Thompson believes underground objects, like water, create changes in a faint electromagnetic field.

"Think of us as one big radio," he said, "and, we tune into that change in the magnetic field, and so we pick it up."

Well drilling costs thousands of dollars, so when Neal hires a dowser he's backing it with a sizable investment and his faith has been well-rewarded. In the 25 years they've worked together, Thompson has a 100 percent success rate.

"Never hit a dry well yet," said Neal. "Now don't jinx that today!" he said, laughing.

The well on a 50-acre vineyard along Silverado Trail is starting to fail, so Thompson began his search for a new site, eventually finding 3 spot and identifying the exact place to drill. As he concentrates, the rods even tell him how deep to drill and how much water it is likely to produce. It all feels a bit mystical, and despite Thompson's 40 years of success, the scientific community says dowsing is a lot of bunk.

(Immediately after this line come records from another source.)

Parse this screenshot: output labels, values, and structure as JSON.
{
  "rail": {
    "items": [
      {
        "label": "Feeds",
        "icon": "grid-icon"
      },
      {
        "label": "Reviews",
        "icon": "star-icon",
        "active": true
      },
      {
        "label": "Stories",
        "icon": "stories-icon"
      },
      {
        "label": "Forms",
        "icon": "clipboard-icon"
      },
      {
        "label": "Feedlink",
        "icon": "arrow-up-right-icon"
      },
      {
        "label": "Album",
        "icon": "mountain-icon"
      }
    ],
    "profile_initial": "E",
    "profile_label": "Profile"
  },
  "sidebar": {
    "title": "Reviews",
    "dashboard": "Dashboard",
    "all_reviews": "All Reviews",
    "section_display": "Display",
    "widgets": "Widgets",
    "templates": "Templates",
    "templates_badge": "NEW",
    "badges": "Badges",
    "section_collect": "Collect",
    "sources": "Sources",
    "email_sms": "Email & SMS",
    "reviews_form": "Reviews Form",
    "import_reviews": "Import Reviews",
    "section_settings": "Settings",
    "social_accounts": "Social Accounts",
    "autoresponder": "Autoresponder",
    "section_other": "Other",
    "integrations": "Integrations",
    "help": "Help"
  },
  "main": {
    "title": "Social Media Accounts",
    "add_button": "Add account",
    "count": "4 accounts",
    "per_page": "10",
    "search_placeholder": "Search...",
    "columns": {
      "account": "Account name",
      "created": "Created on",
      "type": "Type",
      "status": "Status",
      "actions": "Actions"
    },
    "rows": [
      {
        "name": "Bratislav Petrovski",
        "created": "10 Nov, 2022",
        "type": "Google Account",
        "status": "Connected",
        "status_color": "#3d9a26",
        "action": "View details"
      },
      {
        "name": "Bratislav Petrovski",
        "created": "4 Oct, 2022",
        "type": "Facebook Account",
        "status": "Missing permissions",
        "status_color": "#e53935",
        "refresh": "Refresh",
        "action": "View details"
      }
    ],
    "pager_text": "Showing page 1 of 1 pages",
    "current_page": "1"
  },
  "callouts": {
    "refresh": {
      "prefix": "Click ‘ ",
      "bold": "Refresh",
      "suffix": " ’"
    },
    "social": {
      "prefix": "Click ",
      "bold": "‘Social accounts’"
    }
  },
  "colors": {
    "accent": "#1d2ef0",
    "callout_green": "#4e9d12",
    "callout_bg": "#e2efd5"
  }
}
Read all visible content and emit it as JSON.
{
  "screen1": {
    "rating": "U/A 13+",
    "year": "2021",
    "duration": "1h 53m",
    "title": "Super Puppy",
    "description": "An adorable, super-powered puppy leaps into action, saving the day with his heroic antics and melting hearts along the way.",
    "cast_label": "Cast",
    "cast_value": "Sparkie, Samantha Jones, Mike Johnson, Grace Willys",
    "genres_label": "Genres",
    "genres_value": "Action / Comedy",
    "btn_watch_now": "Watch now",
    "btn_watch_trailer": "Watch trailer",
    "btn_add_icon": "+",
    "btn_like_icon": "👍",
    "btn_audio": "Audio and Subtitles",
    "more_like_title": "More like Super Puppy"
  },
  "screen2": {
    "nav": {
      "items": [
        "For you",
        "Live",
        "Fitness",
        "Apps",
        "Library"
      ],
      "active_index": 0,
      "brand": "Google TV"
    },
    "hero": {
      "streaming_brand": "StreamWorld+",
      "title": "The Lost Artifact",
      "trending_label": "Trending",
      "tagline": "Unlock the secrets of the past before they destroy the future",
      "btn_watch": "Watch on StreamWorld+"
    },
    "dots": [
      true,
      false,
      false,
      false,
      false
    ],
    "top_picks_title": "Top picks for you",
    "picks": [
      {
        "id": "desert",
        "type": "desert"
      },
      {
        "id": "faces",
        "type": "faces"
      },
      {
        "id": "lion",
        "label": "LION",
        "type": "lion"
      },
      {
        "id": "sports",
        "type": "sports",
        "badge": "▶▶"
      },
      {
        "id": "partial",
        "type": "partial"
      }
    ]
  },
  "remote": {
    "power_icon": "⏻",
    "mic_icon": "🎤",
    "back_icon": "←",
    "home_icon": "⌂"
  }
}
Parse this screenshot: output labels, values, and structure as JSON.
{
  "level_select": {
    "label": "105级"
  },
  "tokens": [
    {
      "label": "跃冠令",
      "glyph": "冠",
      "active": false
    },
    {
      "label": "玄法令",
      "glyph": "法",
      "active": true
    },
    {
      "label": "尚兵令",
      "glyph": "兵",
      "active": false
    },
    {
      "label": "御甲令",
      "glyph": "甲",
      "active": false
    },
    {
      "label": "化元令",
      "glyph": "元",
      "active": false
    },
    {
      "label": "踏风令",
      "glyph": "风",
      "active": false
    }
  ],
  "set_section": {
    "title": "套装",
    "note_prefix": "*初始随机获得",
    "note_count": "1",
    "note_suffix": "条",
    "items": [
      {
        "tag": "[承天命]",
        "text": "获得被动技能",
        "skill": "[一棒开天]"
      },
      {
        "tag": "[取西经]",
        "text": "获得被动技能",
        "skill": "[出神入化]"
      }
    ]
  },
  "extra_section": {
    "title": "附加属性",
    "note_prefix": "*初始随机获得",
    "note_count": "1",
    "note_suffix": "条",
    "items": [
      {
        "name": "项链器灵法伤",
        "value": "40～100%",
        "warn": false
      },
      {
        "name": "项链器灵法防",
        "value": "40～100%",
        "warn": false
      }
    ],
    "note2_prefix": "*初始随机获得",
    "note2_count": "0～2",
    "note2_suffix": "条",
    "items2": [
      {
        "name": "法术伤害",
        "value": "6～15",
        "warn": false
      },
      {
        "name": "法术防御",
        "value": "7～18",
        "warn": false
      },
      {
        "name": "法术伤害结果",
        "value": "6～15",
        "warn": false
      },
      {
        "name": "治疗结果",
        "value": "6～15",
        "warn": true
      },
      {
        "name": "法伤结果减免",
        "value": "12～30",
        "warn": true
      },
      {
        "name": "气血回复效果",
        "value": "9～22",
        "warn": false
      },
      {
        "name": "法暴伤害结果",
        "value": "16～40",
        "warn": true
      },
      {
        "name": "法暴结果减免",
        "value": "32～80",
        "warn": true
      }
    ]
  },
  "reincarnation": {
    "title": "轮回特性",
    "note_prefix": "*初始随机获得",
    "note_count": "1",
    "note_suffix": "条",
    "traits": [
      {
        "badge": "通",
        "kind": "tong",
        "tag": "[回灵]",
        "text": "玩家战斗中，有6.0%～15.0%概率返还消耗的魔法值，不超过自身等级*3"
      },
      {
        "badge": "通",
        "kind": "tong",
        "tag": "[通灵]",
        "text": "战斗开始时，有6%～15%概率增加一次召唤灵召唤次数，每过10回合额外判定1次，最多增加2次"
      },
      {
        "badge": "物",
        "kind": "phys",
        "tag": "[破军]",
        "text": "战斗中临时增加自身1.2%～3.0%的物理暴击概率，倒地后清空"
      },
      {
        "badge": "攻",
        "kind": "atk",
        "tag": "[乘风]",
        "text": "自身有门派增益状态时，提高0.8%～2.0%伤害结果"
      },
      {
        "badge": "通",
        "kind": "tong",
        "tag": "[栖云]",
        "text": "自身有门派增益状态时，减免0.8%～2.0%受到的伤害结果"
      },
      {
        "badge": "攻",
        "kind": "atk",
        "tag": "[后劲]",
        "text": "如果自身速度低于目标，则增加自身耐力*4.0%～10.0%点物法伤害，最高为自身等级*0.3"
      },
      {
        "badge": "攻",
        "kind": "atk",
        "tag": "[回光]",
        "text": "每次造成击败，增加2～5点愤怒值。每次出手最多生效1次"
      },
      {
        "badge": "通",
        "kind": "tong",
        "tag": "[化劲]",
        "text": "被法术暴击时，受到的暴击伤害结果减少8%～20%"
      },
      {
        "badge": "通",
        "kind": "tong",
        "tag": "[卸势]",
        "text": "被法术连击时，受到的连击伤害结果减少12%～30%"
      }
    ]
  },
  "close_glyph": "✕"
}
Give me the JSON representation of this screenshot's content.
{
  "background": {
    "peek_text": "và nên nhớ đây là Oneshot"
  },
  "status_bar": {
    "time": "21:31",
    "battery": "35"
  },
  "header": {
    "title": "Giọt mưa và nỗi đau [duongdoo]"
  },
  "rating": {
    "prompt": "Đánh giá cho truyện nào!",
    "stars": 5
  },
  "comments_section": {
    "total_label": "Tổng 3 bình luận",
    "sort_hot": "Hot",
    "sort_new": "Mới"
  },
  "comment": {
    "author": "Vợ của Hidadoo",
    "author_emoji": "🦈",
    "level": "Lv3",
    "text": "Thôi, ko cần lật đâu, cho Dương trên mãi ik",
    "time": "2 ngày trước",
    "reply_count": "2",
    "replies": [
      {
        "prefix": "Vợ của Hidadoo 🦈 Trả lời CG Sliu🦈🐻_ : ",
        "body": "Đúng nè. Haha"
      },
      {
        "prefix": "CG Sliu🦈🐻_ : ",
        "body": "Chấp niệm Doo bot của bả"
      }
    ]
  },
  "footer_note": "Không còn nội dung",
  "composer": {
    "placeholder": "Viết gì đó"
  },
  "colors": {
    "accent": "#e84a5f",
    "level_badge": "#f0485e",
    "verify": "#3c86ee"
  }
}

So what's his response when people say there's nothing to it?

"I just hand them a set of dowsing rods," he said. "And some of them can do it and they're like, what's going on?"

So I decided to try it myself. Holding the rods as gently as I could, I began walking forward. Suddenly the rods began crossing and because they were pointed slightly down, they had to defy gravity to do it.

"Ok, I am not moving this, it's moving itself," I told Thompson. "That's amazing."

But Thompson believes we are moving the rods, subconsciously tapping in to some sixth sense And while he can't totally explain it, after 40 years he doesn't doubt it's real and neither does Neal.

"I won't take on a project unless I can use Rob as my dowser" he said, "on any project."

Thompson says his "sixth sense" extends to other things as well and has been hired to find oil, gas and mineral deposits, and even an occasional shipwreck.

Farming is a practical pursuit, but it's dependent on the weather, which no one can really predict. Dowsing may be a mystery, but if growers can have faith in something as mysterious and complex as the weather, why not for something as simple as two steel rods?